The seed for a great investment idea is there, but there is one issue: Homebuilding is a crappy business. It’s incredibly capital-intense, margins aren’t that great, turnover of inventory is relatively slow, there aren’t a lot of ways for companies to differentiate themselves, it’s cyclical, and it’s fragmented. For a company to be a good investment in this business, it needs to have an exceptionally good management team, economies of scale, and a significant advantage over others in a unique way.
This isn’t to say that investing in homebuilding is an awful idea — the trends mentioned above are incredibly strong indicators that investing in housing can pay off. What matters is you have to be incredibly discerning when selecting the business in which you want to invest. To me, there are only two stocks that are really worth exploring as potential investments: LGI Homes (NASDAQ:LGIH) and NVR Inc. (NYSE:NVR). Here’s why these two homebuilders stand out among the crowd.
Light on its feet
The fact that inventory turnover is incredibly low in this business is part of the reason why NVR is one of the more attractive stocks in this industry. Typically, a homebuilder will buy large plots of land, divided it up into lots, lay the initial groundwork like roads and utilities, build a couple display homes, get a customer to sign a contract to have a home built, then build the home before it can recognize revenue.
With all of those steps, it can be an incredibly speculative business. Are land purchases today going to be favorable locations two to three years from now? Is the housing market going to remain strong? How much leverage can a company take on to develop these lots before it needs to have revenue coming in the door? These sorts of questions are the ones that will keep a homebuilding management team awake at night.
Instead of sweating the more speculative aspects of the business, NVR agrees to land purchase agreements with land developers. Think of it as a futures contract: NVR pays a small amount of cash to a developer up front, which gives it the right to purchase completed lots at deep discounts. This drastically reduces the amount of capital the company needs to commit to a development before it can start to recognize revenue, and the company doesn’t have to take on an immense amount of speculative risk or leverage.
Another attractive aspect of NVR’s business model is that it focuses on performing exceptionally well in its limited geographic markets rather than have operations thinly spread across the country. By concentrating its efforts into the Mid-Atlantic and Great Lakes region, it can squeeze out operational efficiencies and generate the highest rates of return in the business. By remaining a regional player, it also means the company generates excess cash, which management uses to buy back stock at a high rate.
If there is one thing that concerns me about NVR, it’s that management may be a little too generous with its stock grants such that it impacts shareholder returns. A lot of NVR’s value creation comes from a consistently lower share count, but stock grants to management have more than offset share repurchases over the past 18 months. If that issue is just a short-term blip, then NVR looks like a great investment.
Targeting the right buyers today
I’m overgeneralizing a little bit, but most new homes can be lumped into three distinct categories: starter homes, move-ups, and luxury.
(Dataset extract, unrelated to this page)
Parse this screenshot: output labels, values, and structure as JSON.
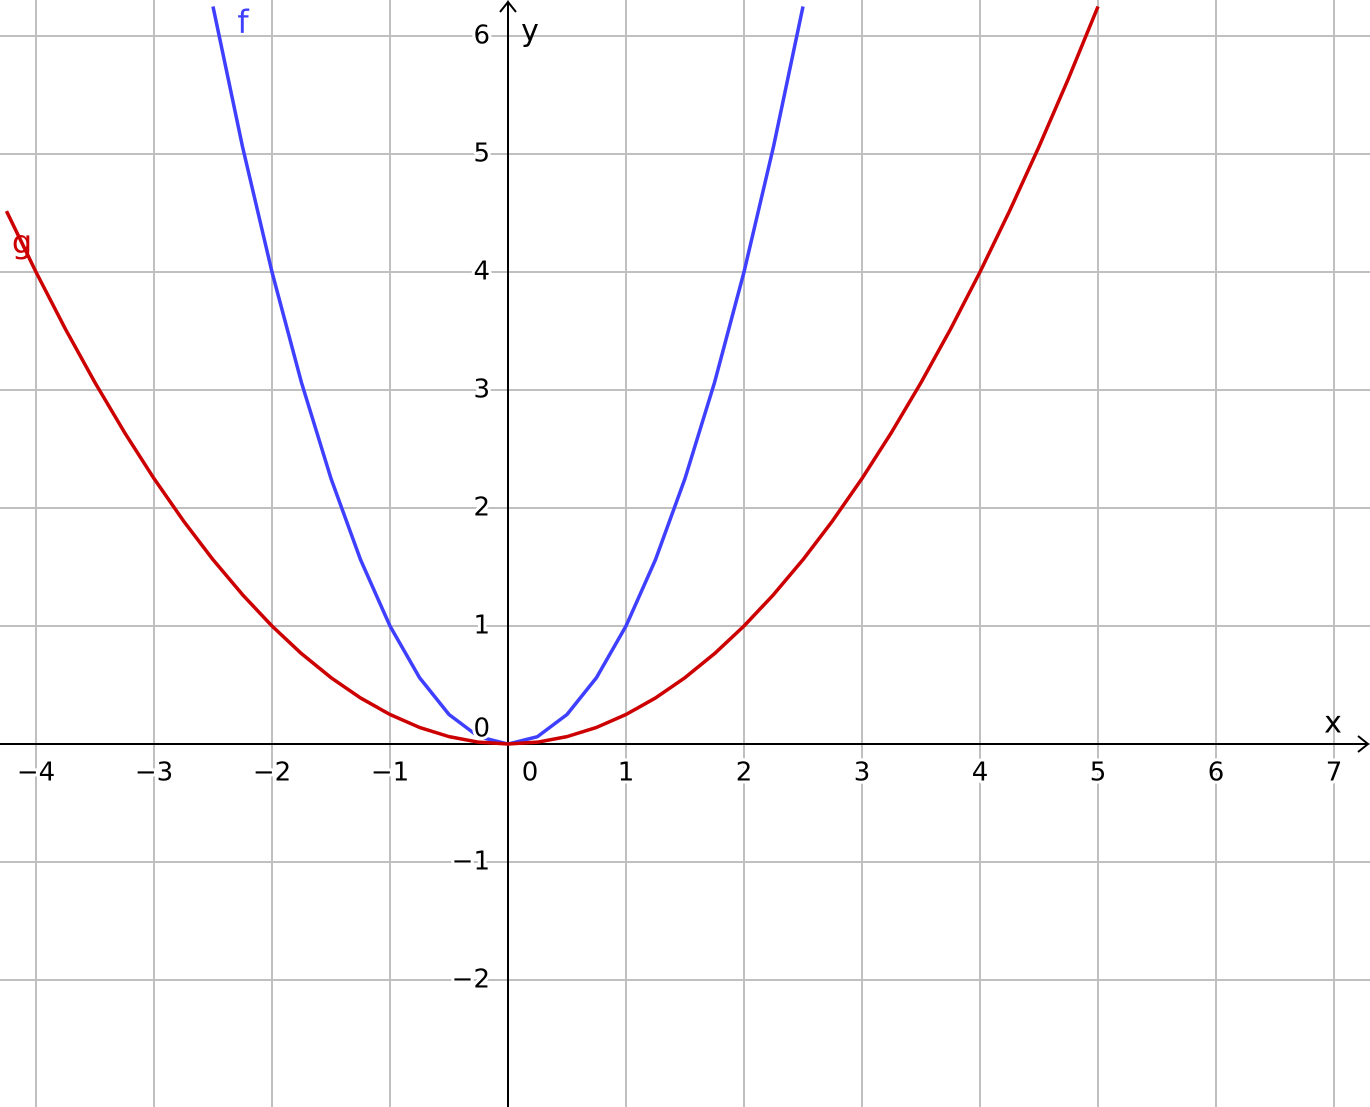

Most homebuilders will have a blend of these homes in their inventory, a few will focus on the luxury market, but LGI Homes focuses pretty much exclusively on the starter home market and has built its business to specifically cater to the demographics of these customers.
LGI is much more of a no-thrills builder than its peers. It doesn’t offer several premium package options like kitchen or bathroom upgrades or several different architectural designs. Instead, it focuses on a few more cookie-cutter designs that can be built relatively quickly and keep costs down such that LGI can sell more affordable homes. The company also targets land purchases, lot purchases, or lot agreement contracts in places that are away from metro areas but have easy access to highways and are close to retail and employment centers. This buying strategy is also a way to provide a lower price point on entry homes.
Management also uses a more targeted marketing approach to reach its buyer demographic. It specifically seeks out first-time buyers and renters with its marketing campaigns that offer move-in ready homes that don’t require a down payment and offers them at comparable rates to rentals in the area with the possibility of building equity. It has been an incredibly successful tactic, as new homes sold has increased 10 times over the past decade.
LGI isn’t without flaws. It carries a rather high debt load compared to its peers, and targeting buyers with no down payment might give some investors the chills because of potentially questionable customer creditworthiness. These two things suggest that if we were to see a housing market swoon, LGI Homes could be one of the first to suffer.
The one thing I can say to assuage these concerns is that LGI Homes was one of the few homebuilders to remain profitable every year since 2003, so management has handled a tough market crash before. Also, there is a lot of pent-up demand from millennials putting off their first home purchase, and high housing prices in the conventional markets are likely going to push first-time buyers into these more friendly price-point abodes. With shares of LGI trading at just 10.7 times earnings, LGI stock could be a great pickup.